Participation in the culture of death is the iceberg that our opulent ship of state has struck on its journey into the future. We see much within the pages of this magazine that seeks to show us what a Christian Democracy looks like, but if it looks like renewable energy then the claim is being made that the problem with our ship is the fact that she burns coal. If it looks like more ethical business practices then the claim is that her shops should offer better deals. If it looks like union labor then the claim is that her crew should be better represented. While all of these things may represent noble ambitions towards a brighter future, this future can in no way be secured until the gaping slash in her hull is patched and those who founder in the frigid sea of apathy and neglect are provided life boats, rescue and safe harbor. And this breach can only be fixed when our priorities as a nation are re-centered upon liberty and justice for all, and this is demonstrated in the unshakable and immovable premise that all human life is always and forever sacred. However, if this is to be done there is no time to lose, for her bow already points grotesquely skyward, and the fires of Christ that once burned within her halls of Congress, and fired the boilers of her government, have already been extinguished. And, much as we would like to deny it, the America we once thought unsinkable is rapidly slipping, irretrievably and forever, beneath the cold, cold seas of history.
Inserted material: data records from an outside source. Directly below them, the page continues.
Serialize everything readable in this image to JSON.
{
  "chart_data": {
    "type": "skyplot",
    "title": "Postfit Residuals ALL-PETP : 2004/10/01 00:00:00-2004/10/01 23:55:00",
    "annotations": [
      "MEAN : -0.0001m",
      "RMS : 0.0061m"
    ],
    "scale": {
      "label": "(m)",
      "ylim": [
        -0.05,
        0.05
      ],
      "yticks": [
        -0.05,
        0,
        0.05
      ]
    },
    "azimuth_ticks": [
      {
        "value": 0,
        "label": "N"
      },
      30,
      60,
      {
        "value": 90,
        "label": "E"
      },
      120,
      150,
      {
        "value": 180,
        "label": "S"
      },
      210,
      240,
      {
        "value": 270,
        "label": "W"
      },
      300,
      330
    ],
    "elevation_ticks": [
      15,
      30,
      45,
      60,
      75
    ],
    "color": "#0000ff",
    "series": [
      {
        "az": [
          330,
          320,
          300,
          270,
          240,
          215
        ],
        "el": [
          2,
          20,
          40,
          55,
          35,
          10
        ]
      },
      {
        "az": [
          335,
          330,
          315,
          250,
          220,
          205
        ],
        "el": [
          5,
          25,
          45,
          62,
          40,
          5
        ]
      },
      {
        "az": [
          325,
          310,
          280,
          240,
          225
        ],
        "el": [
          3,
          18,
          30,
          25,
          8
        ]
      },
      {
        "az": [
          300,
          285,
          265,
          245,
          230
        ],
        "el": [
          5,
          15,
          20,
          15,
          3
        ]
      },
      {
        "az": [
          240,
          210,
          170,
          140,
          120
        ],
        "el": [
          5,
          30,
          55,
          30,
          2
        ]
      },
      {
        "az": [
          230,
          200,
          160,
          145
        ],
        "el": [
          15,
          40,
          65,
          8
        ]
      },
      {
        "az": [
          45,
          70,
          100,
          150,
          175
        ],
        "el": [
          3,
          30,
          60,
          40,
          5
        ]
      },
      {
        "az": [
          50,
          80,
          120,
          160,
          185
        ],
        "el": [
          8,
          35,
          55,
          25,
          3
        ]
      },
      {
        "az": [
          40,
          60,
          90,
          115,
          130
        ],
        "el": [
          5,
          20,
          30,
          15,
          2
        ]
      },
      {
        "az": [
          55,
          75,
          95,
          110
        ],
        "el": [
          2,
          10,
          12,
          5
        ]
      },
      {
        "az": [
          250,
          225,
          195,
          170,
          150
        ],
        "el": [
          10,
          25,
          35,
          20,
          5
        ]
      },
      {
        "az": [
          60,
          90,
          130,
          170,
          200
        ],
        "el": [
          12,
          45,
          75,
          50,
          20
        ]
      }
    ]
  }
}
The recent incident at Newtown offers us the opportunity for a deeper reflection and a chance to lament and weep for much more than the loss of 20 innocent children, several of their teachers and administrators, a dysfunctional single mother and her lost soul of a son. In these events we witness a microcosm of the America we have become, and we see in Adam Lanza and his young victims the dashed hopes of a nation that executes its unborn youth and so exterminates its own future. Perhaps, upon this deeper reflection, those that long for a more Christian nation in which to raise their own children and see the children of their neighbors also prosper, will seize in this emotional outpouring the opportunity for a New Evangelization that begs for John's baptism of repentance in anticipation of, and preparation for, a new baptism of fire kindled in the person of Our Lord and Savior, Jesus Christ. If this is so, and if this can be done, we may still enter into a bright new day in America in which we, as parents and loved ones, can anticipate in our own children, and those of our neighbors whom we love just as deeply, the success in life that we have failed to accomplish, and have the chance yet to achieve vicariously what has so far eluded us.

And may God forgive us that we have allowed this to be so.